While Credit Suisse made it easy for rich clients to evade taxes, it’s hardly worse than UBS, which had a staffer stash a client’s diamonds in a toothpaste tube to get them past the IRS. That staffer, Bradley Birkenfeld, ended up getting $104 million from the IRS for revealing his former employer’s methods as part of a whistleblower program. Birkenfeld may have unwittingly done his old company a favor, though. Having come out of the gate in 2007 with allegations, he prompted UBS to settle two years later for the relative bargain price of $780 million—with no admission of guilt. UBS even gave the IRS the names of 4,450 U.S. clients using its Swiss accounts amid that state of innocence.

Not so for Credit Suisse, which refused to hand over client accounts, largely because that would have breached Swiss law. A U.S. Senate report earlier this year stepped up the pressure by accusing the Justice Department of not doing enough to crack down on the problem. And the case is being settled just when the public is complaining that banks weren’t held accountable for the financial crisis. In many cases, those who deployed dodgy derivatives or hyped toxic mortgages are still doing business. Others have avoided criminal pleas: JPMorgan can pay a fine of $13 billion without admitting guilt, and HSBC can pay $1.9 billion to settle money-laundering charges and move on. Public anger over income inequality and the unfair privileges of being rich are prominent.

That doesn’t condone Credit Suisse’s behavior.
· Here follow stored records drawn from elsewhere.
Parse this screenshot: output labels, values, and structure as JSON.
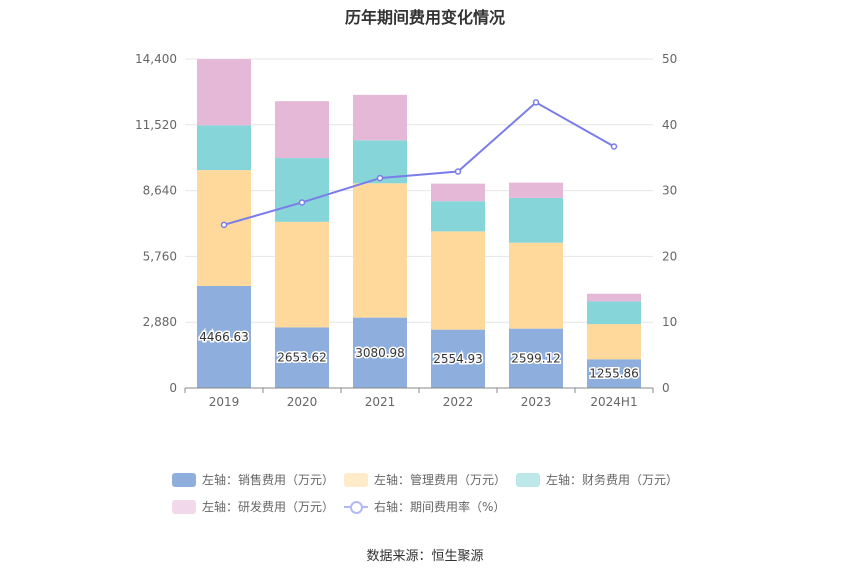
{
  "title": "历年期间费用变化情况",
  "source": "数据来源：恒生聚源",
  "colors": {
    "sales": "#8eaedd",
    "management": "#ffd89c",
    "finance": "#86d6d9",
    "rnd": "#e6b8d8",
    "ratio": "#7a7de8",
    "axis": "#888888",
    "grid": "#e6e6e6"
  },
  "chart_data": {
    "type": "bar",
    "stacked": true,
    "categories": [
      "2019",
      "2020",
      "2021",
      "2022",
      "2023",
      "2024H1"
    ],
    "left_axis": {
      "ticks": [
        "0",
        "2,880",
        "5,760",
        "8,640",
        "11,520",
        "14,400"
      ],
      "ylim": [
        0,
        14400
      ]
    },
    "right_axis": {
      "ticks": [
        "0",
        "10",
        "20",
        "30",
        "40",
        "50"
      ],
      "ylim": [
        0,
        50
      ]
    },
    "series": [
      {
        "name": "左轴：销售费用（万元）",
        "key": "sales",
        "axis": "left",
        "values": [
          4466.63,
          2653.62,
          3080.98,
          2554.93,
          2599.12,
          1255.86
        ],
        "labels": [
          "4466.63",
          "2653.62",
          "3080.98",
          "2554.93",
          "2599.12",
          "1255.86"
        ]
      },
      {
        "name": "左轴：管理费用（万元）",
        "key": "management",
        "axis": "left",
        "values": [
          5070,
          4620,
          5880,
          4300,
          3760,
          1540
        ]
      },
      {
        "name": "左轴：财务费用（万元）",
        "key": "finance",
        "axis": "left",
        "values": [
          1960,
          2790,
          1880,
          1320,
          1960,
          990
        ]
      },
      {
        "name": "左轴：研发费用（万元）",
        "key": "rnd",
        "axis": "left",
        "values": [
          2900,
          2490,
          1990,
          770,
          670,
          340
        ]
      },
      {
        "name": "右轴：期间费用率（%）",
        "key": "ratio",
        "axis": "right",
        "type": "line",
        "values": [
          24.8,
          28.2,
          31.9,
          32.9,
          43.4,
          36.7
        ]
      }
    ],
    "grid": true,
    "legend_position": "bottom"
  }
}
The shadowy world of Swiss banks and offshore havens has been an issue in many circles for years. It’s illegal for Americans to use them for these kinds of clandestine, cross-border transactions. But none of this is about the kind of greed and leverage and self-dealing that brought the financial system to its knees. Some of the behavior chronicled in the government’s case against Credit Suisse dates back decades.

For politicians, though, the timing is perfect. At a time when bank fines can feel like highway tolls and bank executives can seem oddly immune to the consequences of dubious behavior, regulators can now hold up a scalp.